The one-on-one counselling sessions are her most challenging. In these sessions, she says that she sometimes fights to hold back her emotions most especially with HIV infected adolescents because they have lots of unique stories with some so depressing yet she has to give them hope.

“One of the patients who hurt me the most was a Senior Four student who refused to start medication even with his mother begging and crying because he had read about the side effects and died soon after,” she recalls.
However, there are success stories with the most recent one being at the Full Woman Health Camp when a young woman walked to her and introduced herself as one of her patients at Baylor.

Much as the clinics support these adolescents, she says disclosure and transitioning the adolescents to the main hospital are still a main problem.

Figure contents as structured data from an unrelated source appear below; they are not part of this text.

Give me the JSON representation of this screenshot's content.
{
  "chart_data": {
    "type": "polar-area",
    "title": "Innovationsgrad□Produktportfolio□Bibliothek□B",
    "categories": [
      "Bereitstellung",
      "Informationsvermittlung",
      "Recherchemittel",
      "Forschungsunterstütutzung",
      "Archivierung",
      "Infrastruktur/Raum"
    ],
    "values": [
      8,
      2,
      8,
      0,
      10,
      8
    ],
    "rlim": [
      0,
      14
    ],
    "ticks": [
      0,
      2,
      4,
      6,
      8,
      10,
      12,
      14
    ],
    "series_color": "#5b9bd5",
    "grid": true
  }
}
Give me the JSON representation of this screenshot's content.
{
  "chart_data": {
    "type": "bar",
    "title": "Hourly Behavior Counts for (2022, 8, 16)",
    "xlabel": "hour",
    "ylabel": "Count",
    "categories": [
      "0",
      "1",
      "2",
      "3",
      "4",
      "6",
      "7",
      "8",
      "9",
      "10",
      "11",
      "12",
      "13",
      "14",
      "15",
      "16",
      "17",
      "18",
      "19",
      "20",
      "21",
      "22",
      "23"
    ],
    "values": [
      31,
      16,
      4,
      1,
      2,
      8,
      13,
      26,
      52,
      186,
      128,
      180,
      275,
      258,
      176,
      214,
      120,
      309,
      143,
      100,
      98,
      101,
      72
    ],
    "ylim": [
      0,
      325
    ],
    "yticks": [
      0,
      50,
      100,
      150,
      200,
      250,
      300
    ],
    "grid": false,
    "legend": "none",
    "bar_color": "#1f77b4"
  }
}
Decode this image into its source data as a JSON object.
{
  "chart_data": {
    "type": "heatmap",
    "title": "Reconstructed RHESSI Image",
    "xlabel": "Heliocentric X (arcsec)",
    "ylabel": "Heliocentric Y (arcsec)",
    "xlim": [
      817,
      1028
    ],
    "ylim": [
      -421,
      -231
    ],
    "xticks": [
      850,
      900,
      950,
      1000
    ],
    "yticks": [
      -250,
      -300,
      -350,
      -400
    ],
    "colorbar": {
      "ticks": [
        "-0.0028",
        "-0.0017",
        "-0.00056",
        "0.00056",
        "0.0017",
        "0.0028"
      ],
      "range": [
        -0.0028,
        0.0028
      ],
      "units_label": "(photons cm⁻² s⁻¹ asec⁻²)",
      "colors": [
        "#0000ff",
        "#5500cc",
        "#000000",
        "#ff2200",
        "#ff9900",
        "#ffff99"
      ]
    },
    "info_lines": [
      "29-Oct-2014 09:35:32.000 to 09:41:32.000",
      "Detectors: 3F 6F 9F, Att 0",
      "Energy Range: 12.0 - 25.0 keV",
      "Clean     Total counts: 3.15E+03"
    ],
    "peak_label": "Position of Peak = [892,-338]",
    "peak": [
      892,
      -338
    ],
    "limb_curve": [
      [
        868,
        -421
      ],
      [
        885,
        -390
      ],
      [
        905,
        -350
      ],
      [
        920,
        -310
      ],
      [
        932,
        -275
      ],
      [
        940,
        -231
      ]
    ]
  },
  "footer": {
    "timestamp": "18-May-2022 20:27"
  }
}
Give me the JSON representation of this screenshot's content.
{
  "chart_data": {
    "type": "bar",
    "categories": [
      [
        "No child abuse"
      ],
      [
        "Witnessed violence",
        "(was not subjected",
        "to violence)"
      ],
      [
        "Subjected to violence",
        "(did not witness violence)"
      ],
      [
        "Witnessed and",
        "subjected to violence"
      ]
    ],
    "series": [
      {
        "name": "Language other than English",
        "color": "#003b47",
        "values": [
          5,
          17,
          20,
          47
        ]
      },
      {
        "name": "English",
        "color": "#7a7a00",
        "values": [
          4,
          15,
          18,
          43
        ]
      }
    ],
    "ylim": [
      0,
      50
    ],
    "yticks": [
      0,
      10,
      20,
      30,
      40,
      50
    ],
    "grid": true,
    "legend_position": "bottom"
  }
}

She says, “After getting used to direct attention, they find it difficult to blend into the main hospitals.” These clinics encourage adolescents to come in to seek for career guidance. “Recently, a girl travelled from Mbarara to come and ask me if she should do medicine or Psychology and after studying her interests realised she actually loves psychology,” she narrates.

Since the clinics have a fully-fledged team with psychiatrists, counsellors and psychologists, Dr Kitaka sent her to a psychologist for expert advice. After the psychologist studying her interests and personality, she is going to do community psychology.

Kitaka’s tips
Parents on sex
Though the clinics counsel the adolescents, parents need to play a role after all not all the adolescents can access the services. She says there is a lot of silence on sex and yet parents should tell their children about it early so that they guard against anyone taking advantage of their innocence. She says, “Even by three years, parents should begin telling their children about sex say for instance that don’t let anybody touch this part because it’s private.”

Beauty secret
Everyone who has seen Dr Kitaka will admit she looks sweet 16. She admits she loves to look good and ensures to look her best before leaving her house. To keep in shape she does sit-ups every morning and Aerobics once in a while. Then also, she says she and her husband are each other’s weight keepers. They constantly remind each other to work out when one is getting out of shape.

Family time
In her home, meal time is family time and her family takes every breakfast and dinner together. Saturday is the children’s day out and Friday night their date night where her and husband go out alone.

Career advice to women
Admitting that it may be difficult to balance work and babies, she advises women to have children early and then pursue their careers uninterrupted.

Fact file

Sabrina Kitaka 43, was born to Engineer Ssemuli Bakeera (RIP), a mining engineer at Kilembe Mines and Teddy Bakeera, a retired nurse at Kilembe Mines hospital.
Married to Dr Andrew Kitaka, she attended Namugunga preparatory School, Mount St. Mary’s Namagunga for O &A’level and then joined Makerere University where she did a Bachelors of Medicine and Surgery.
She is a Senior Lecturer, Paediatrician & Adolescent Health Specialist in the Department of Paediatrics Makerere University, College of Health Sciences and Mulago National Referral Hospital, respectively.